The third story has to do with a recent cover article in Newsweek about geoengineering, titled, “Science to the Rescue: Rebooting the Planet.” Yes, one should never anthropomorphize, except when one is projecting machine/computer language onto the natural world. And by this point in the book, do I really have to point out that “rebooting” the planet has been precisely what this culture has been aiming for since the beginnings of human supremacism? The point from the beginning has been to “shut down” the natural world, in other words kill it, and then use our own technics to “restart” some facsimile of it. It’s the story of Noah’s Ark. It’s the story of the Second Coming of Jesus, with the destruction of the earth and its replacement by heaven (or in the new version, technotopia). It’s the story of cities (wiping out all native life and then converting the land solely to human use).

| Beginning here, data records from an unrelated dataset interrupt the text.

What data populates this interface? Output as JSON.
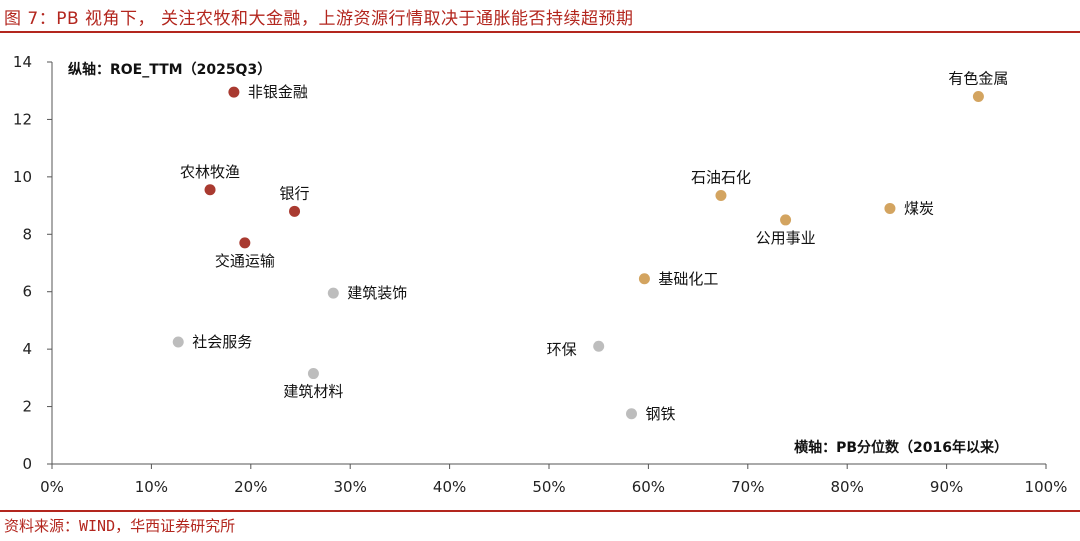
{
  "header": {
    "title": "图 7：PB 视角下， 关注农牧和大金融，上游资源行情取决于通胀能否持续超预期"
  },
  "footer": {
    "source": "资料来源：WIND，华西证券研究所"
  },
  "colors": {
    "accent": "#b3261e",
    "finance_group": "#a93a30",
    "resource_group": "#d3a460",
    "other_group": "#bdbdbd"
  },
  "chart_data": {
    "type": "scatter",
    "title": "",
    "xlabel": "横轴：PB分位数（2016年以来）",
    "ylabel": "纵轴：ROE_TTM（2025Q3）",
    "xlim": [
      0,
      100
    ],
    "ylim": [
      0,
      14
    ],
    "x_ticks": [
      0,
      10,
      20,
      30,
      40,
      50,
      60,
      70,
      80,
      90,
      100
    ],
    "x_tick_labels": [
      "0%",
      "10%",
      "20%",
      "30%",
      "40%",
      "50%",
      "60%",
      "70%",
      "80%",
      "90%",
      "100%"
    ],
    "y_ticks": [
      0,
      2,
      4,
      6,
      8,
      10,
      12,
      14
    ],
    "y_tick_labels": [
      "0",
      "2",
      "4",
      "6",
      "8",
      "10",
      "12",
      "14"
    ],
    "grid": false,
    "points": [
      {
        "label": "非银金融",
        "x": 18.3,
        "y": 12.95,
        "color": "#a93a30",
        "label_pos": "right"
      },
      {
        "label": "农林牧渔",
        "x": 15.9,
        "y": 9.55,
        "color": "#a93a30",
        "label_pos": "above"
      },
      {
        "label": "银行",
        "x": 24.4,
        "y": 8.8,
        "color": "#a93a30",
        "label_pos": "above"
      },
      {
        "label": "交通运输",
        "x": 19.4,
        "y": 7.7,
        "color": "#a93a30",
        "label_pos": "below"
      },
      {
        "label": "建筑装饰",
        "x": 28.3,
        "y": 5.95,
        "color": "#bdbdbd",
        "label_pos": "right"
      },
      {
        "label": "社会服务",
        "x": 12.7,
        "y": 4.25,
        "color": "#bdbdbd",
        "label_pos": "right"
      },
      {
        "label": "建筑材料",
        "x": 26.3,
        "y": 3.15,
        "color": "#bdbdbd",
        "label_pos": "below"
      },
      {
        "label": "环保",
        "x": 55.0,
        "y": 4.1,
        "color": "#bdbdbd",
        "label_pos": "left"
      },
      {
        "label": "钢铁",
        "x": 58.3,
        "y": 1.75,
        "color": "#bdbdbd",
        "label_pos": "right"
      },
      {
        "label": "基础化工",
        "x": 59.6,
        "y": 6.45,
        "color": "#d3a460",
        "label_pos": "right"
      },
      {
        "label": "石油石化",
        "x": 67.3,
        "y": 9.35,
        "color": "#d3a460",
        "label_pos": "above"
      },
      {
        "label": "公用事业",
        "x": 73.8,
        "y": 8.5,
        "color": "#d3a460",
        "label_pos": "below"
      },
      {
        "label": "煤炭",
        "x": 84.3,
        "y": 8.9,
        "color": "#d3a460",
        "label_pos": "right"
      },
      {
        "label": "有色金属",
        "x": 93.2,
        "y": 12.8,
        "color": "#d3a460",
        "label_pos": "above"
      }
    ]
  }
}
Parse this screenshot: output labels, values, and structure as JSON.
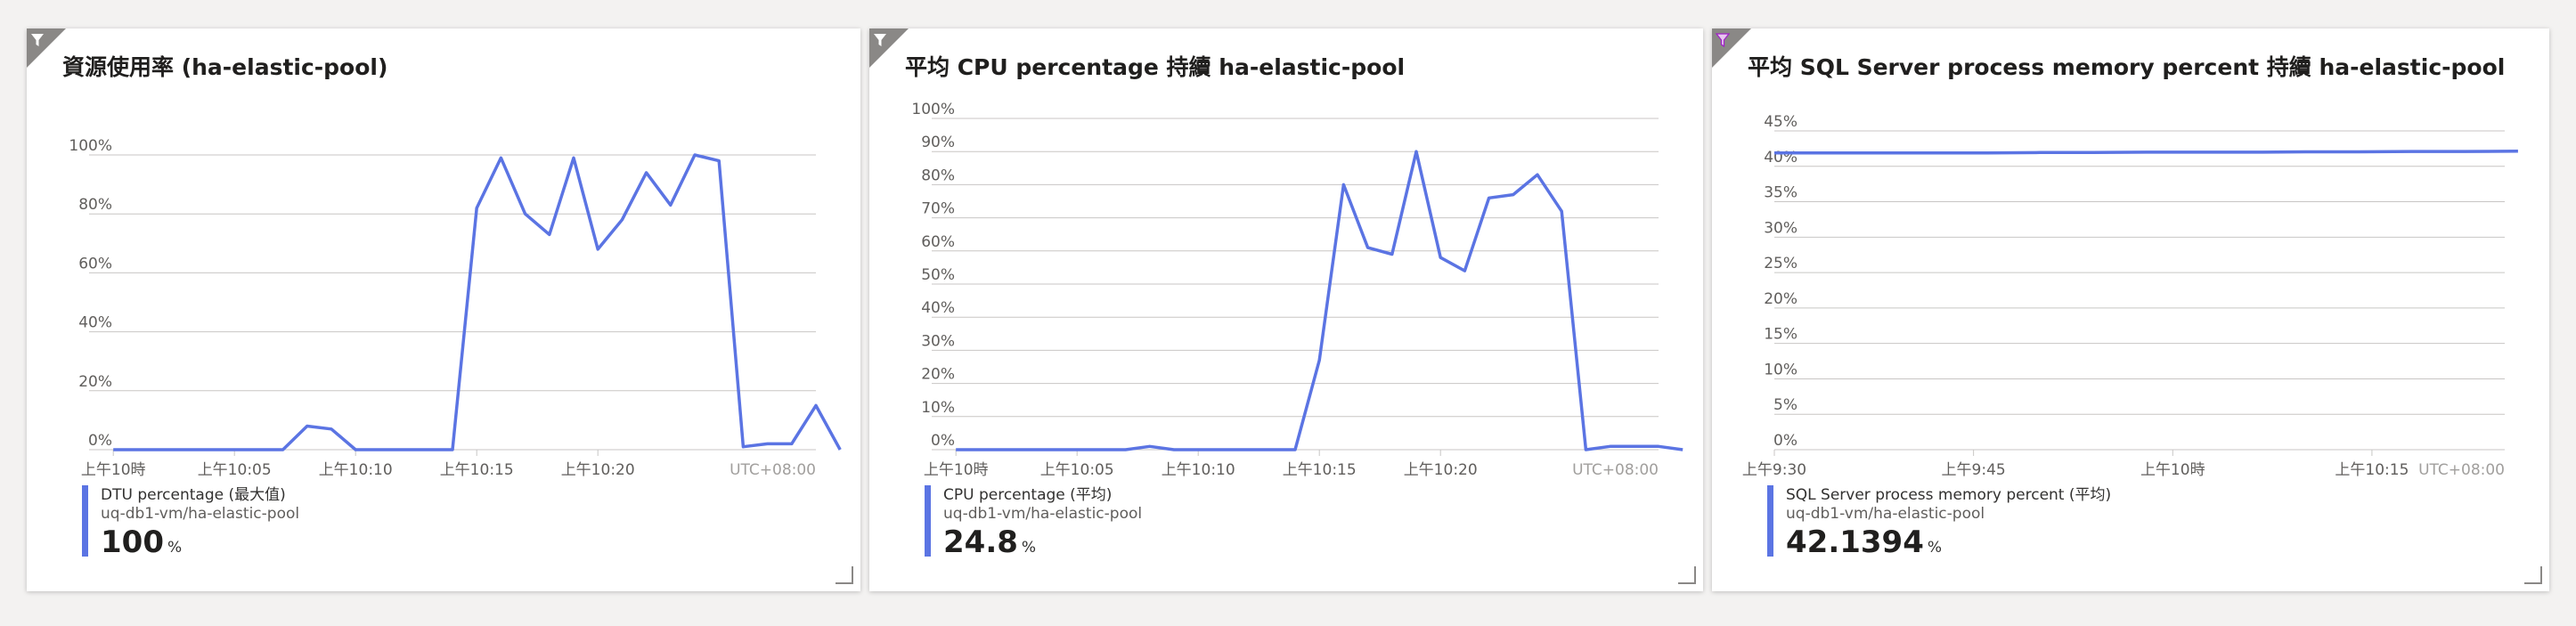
{
  "colors": {
    "series": "#5b74e3",
    "grid": "#c8c6c4",
    "filter_badge": "#8a8886",
    "filter_icon_accent": "#a020c8"
  },
  "tiles": [
    {
      "title": "資源使用率 (ha-elastic-pool)",
      "legend": {
        "metric": "DTU percentage (最大值)",
        "resource": "uq-db1-vm/ha-elastic-pool",
        "value": "100",
        "unit": "%"
      },
      "timezone": "UTC+08:00",
      "filter_icon": "funnel-icon"
    },
    {
      "title": "平均 CPU percentage 持續 ha-elastic-pool",
      "legend": {
        "metric": "CPU percentage (平均)",
        "resource": "uq-db1-vm/ha-elastic-pool",
        "value": "24.8",
        "unit": "%"
      },
      "timezone": "UTC+08:00",
      "filter_icon": "funnel-icon"
    },
    {
      "title": "平均 SQL Server process memory percent 持續 ha-elastic-pool",
      "legend": {
        "metric": "SQL Server process memory percent (平均)",
        "resource": "uq-db1-vm/ha-elastic-pool",
        "value": "42.1394",
        "unit": "%"
      },
      "timezone": "UTC+08:00",
      "filter_icon": "funnel-icon"
    }
  ],
  "chart_data": [
    {
      "type": "line",
      "title": "資源使用率 (ha-elastic-pool)",
      "ylim": [
        0,
        100
      ],
      "yticks": [
        "0%",
        "20%",
        "40%",
        "60%",
        "80%",
        "100%"
      ],
      "xlim": [
        0,
        30
      ],
      "xticks": [
        {
          "label": "上午10時",
          "x": 1
        },
        {
          "label": "上午10:05",
          "x": 6
        },
        {
          "label": "上午10:10",
          "x": 11
        },
        {
          "label": "上午10:15",
          "x": 16
        },
        {
          "label": "上午10:20",
          "x": 21
        }
      ],
      "grid": true,
      "series": [
        {
          "values": [
            0,
            0,
            0,
            0,
            0,
            0,
            0,
            0,
            8,
            7,
            0,
            0,
            0,
            0,
            0,
            82,
            99,
            80,
            73,
            99,
            68,
            78,
            94,
            83,
            100,
            98,
            1,
            2,
            2,
            15,
            0
          ],
          "x_start": 1
        }
      ]
    },
    {
      "type": "line",
      "title": "平均 CPU percentage 持續 ha-elastic-pool",
      "ylim": [
        0,
        100
      ],
      "yticks": [
        "0%",
        "10%",
        "20%",
        "30%",
        "40%",
        "50%",
        "60%",
        "70%",
        "80%",
        "90%",
        "100%"
      ],
      "xlim": [
        0,
        30
      ],
      "xticks": [
        {
          "label": "上午10時",
          "x": 1
        },
        {
          "label": "上午10:05",
          "x": 6
        },
        {
          "label": "上午10:10",
          "x": 11
        },
        {
          "label": "上午10:15",
          "x": 16
        },
        {
          "label": "上午10:20",
          "x": 21
        }
      ],
      "grid": true,
      "series": [
        {
          "values": [
            0,
            0,
            0,
            0,
            0,
            0,
            0,
            0,
            1,
            0,
            0,
            0,
            0,
            0,
            0,
            27,
            80,
            61,
            59,
            90,
            58,
            54,
            76,
            77,
            83,
            72,
            0,
            1,
            1,
            1,
            0
          ],
          "x_start": 1
        }
      ]
    },
    {
      "type": "line",
      "title": "平均 SQL Server process memory percent 持續 ha-elastic-pool",
      "ylim": [
        0,
        45
      ],
      "yticks": [
        "0%",
        "5%",
        "10%",
        "15%",
        "20%",
        "25%",
        "30%",
        "35%",
        "40%",
        "45%"
      ],
      "xlim": [
        0,
        55
      ],
      "xticks": [
        {
          "label": "上午9:30",
          "x": 0
        },
        {
          "label": "上午9:45",
          "x": 15
        },
        {
          "label": "上午10時",
          "x": 30
        },
        {
          "label": "上午10:15",
          "x": 45
        }
      ],
      "grid": true,
      "series": [
        {
          "values": [
            41.9,
            41.9,
            41.9,
            41.9,
            41.9,
            41.95,
            41.95,
            42.0,
            42.0,
            42.0,
            42.05,
            42.05,
            42.1,
            42.1,
            42.14
          ],
          "x_start": 0,
          "x_step": 4
        }
      ]
    }
  ]
}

It’s the story of agriculture (wiping out all native life and then converting the land solely to human use). It’s the story of pesticides. It’s the story of genetic modification. It’s the story of scientific experiments (wiping out all variables but one in a laboratory, and then manipulating that last variable in order to, as Dawkins put it, make matter and energy jump through hoops on command; or, as Descartes put it, to torture nature into revealing her secrets). It’s the management story. It’s the neo-environmentalist fantasy of a world controlled by us where “anything goes.” It’s the standard abuse story, where the perpetrator breaks down and remakes the victim. It’s the endpoint of this whole machine culture.
And do I have to mention that when they say “Science to the rescue,” they don’t actually mean the rescue of the planet: they mean rescuing this culture from the effects of “turning off”—sorry, reorganizing; oh fuck it, murdering—the world?
Of course they don’t mean the rescue of the planet. The machine über alles.